O CDS enviou ao Ministério de Siza Vieira 16 perguntas, entre as quais estão questões relacionadas com o novo lay-off. Os centristas defendem que o acesso a esse regime deve ser "menos exigente".

O novo regime de lay-off criado para apoiar as empresas face à pandemia de coronavírus está disponível apenas para aquelas que estejam em paragem total por rutura do abastecimento ou das encomendas ou para aquelas que registem uma quebra na faturação de 40% nos 60 dias anteriores ao pedido em comparação com período homólogo. Para o CDS-PP, esse critério é demasiado restritivo. O grupo parlamentar centrista propõe baixar essa redução para 15% na comparação trimestral ou para 20% na comparação com o mês homólogo.
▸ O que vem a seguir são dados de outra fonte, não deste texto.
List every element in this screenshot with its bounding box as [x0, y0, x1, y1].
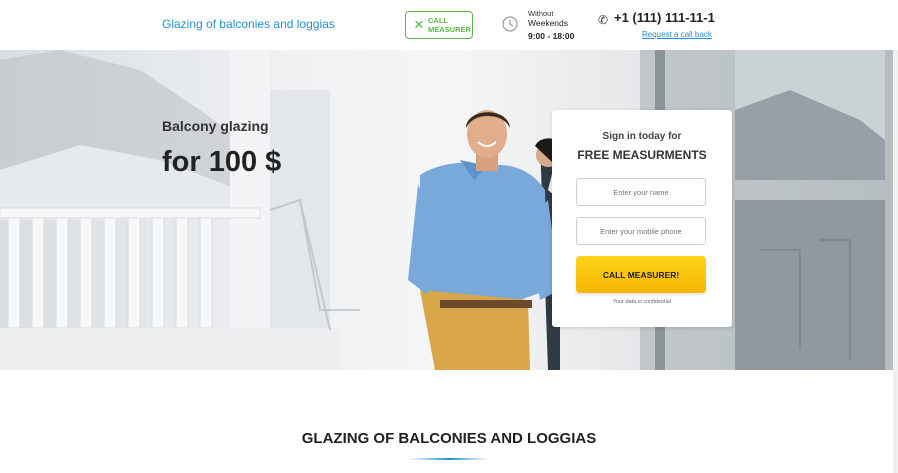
ruler-icon: ✕	[413, 17, 425, 32]
confidential-note: Your data is confidential	[612, 299, 672, 305]
section-title: GLAZING OF BALCONIES AND LOGGIAS	[301, 430, 597, 447]
name-input[interactable]	[576, 178, 706, 206]
hero-background-image	[0, 50, 898, 370]
section-underline	[409, 458, 489, 460]
hero-price: for 100 $	[162, 146, 282, 178]
hours-time: 9:00 - 18:00	[528, 31, 575, 41]
clock-icon	[502, 16, 518, 32]
page-scrollbar[interactable]	[893, 50, 898, 473]
working-hours: Weekends 9:00 - 18:00	[528, 17, 586, 43]
hero-title: Balcony glazing	[162, 118, 269, 134]
call-measurer-button[interactable]: ✕ CALL MEASURER	[405, 11, 473, 39]
call-measurer-label: CALL MEASURER	[428, 16, 471, 34]
phone-icon: ✆	[598, 13, 609, 27]
signup-form: Sign in today for FREE MEASURMENTS CALL …	[552, 110, 732, 327]
phone-number[interactable]: +1 (111) 111-11-1	[614, 10, 715, 25]
phone-input[interactable]	[576, 217, 706, 245]
call-measurer-submit-button[interactable]: CALL MEASURER!	[576, 256, 706, 293]
hero: Balcony glazing for 100 $ Sign in today …	[0, 50, 898, 370]
form-subtitle: Sign in today for	[602, 131, 682, 142]
request-callback-link[interactable]: Request a call back	[642, 30, 712, 39]
header: Glazing of balconies and loggias ✕ CALL …	[0, 0, 898, 50]
hours-prefix: Weekends	[528, 18, 569, 28]
form-heading: FREE MEASURMENTS	[577, 148, 707, 162]
site-title[interactable]: Glazing of balconies and loggias	[162, 17, 335, 31]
“Na proposta apresentada pelo Governo referente ao lay-off simplificado consta um requisito obrigatório para a demonstração de 40% de quebra de faturação e muitas empresas não poderão cumprir este critério a curto prazo, podendo assim não ter recursos suficientes para manter a sua atividade e trabalhadores e gerando com isso mais insolvências e desemprego”, considera o CDS-PP, num documento enviado ao Ministério da Economia.
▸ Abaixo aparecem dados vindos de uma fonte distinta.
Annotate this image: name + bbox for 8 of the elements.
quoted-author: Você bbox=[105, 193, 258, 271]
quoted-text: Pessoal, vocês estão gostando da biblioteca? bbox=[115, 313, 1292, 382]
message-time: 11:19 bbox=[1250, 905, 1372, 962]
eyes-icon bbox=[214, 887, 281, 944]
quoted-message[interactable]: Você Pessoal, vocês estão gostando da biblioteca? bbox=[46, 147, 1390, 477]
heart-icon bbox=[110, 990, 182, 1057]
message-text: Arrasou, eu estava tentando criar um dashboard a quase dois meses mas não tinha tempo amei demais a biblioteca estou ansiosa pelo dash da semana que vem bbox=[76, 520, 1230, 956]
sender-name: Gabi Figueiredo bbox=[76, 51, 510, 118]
O grupo parlamentar sugere, assim, que o critério de acesso ao novo lay-off não seja a tal quebra “abrupta e acentuada” de 40%, nos 60 dias anteriores ao pedido por comparação ao mesmo período de 2019, mas uma redução de 15% por comparação com o trimestre homólogo ou uma redução de 20% por comparação com o mês homólogo.

O CDS-PP envia, consequentemente, a seguinte pergunta ao Governo: “Compreende o Governo que, atendendo à situação em curso, devem ser definidos critérios menos exigentes ao nível da aplicação do regime extraordinário do lay-off, nomeadamente ao nível da quebra da faturação (em valor inferior a 40%)?”

Na lista de 16 questões colocadas ao Ministério da Economia, o CDS-PP pergunta ainda ao Executivo se está a ponderar alargar este novo regime às empresas que minimizem a sua atividade porque têm “muitos trabalhadores em casa em isolamento profilático“.

Os centristas aproveitam também para questionar o Governo sobre as respostas que estão a ser pensadas para o comércio e serviços, depois da confederação que representa esse setor ter acusado o Executivo de “profundo desprezo” e de ter “aconselhado” os empresários a despedirem trabalhadores para reduzir custos, durante a pandemia.

“É preferível decidir apoiar as empresas logo num primeiro momento, mesmo que isso justifique um aumento de despesa para o Estado – porque isso evitará insolvências e desemprego – evitando uma despesa galopante em subsídios de desemprego“, remata o CDS.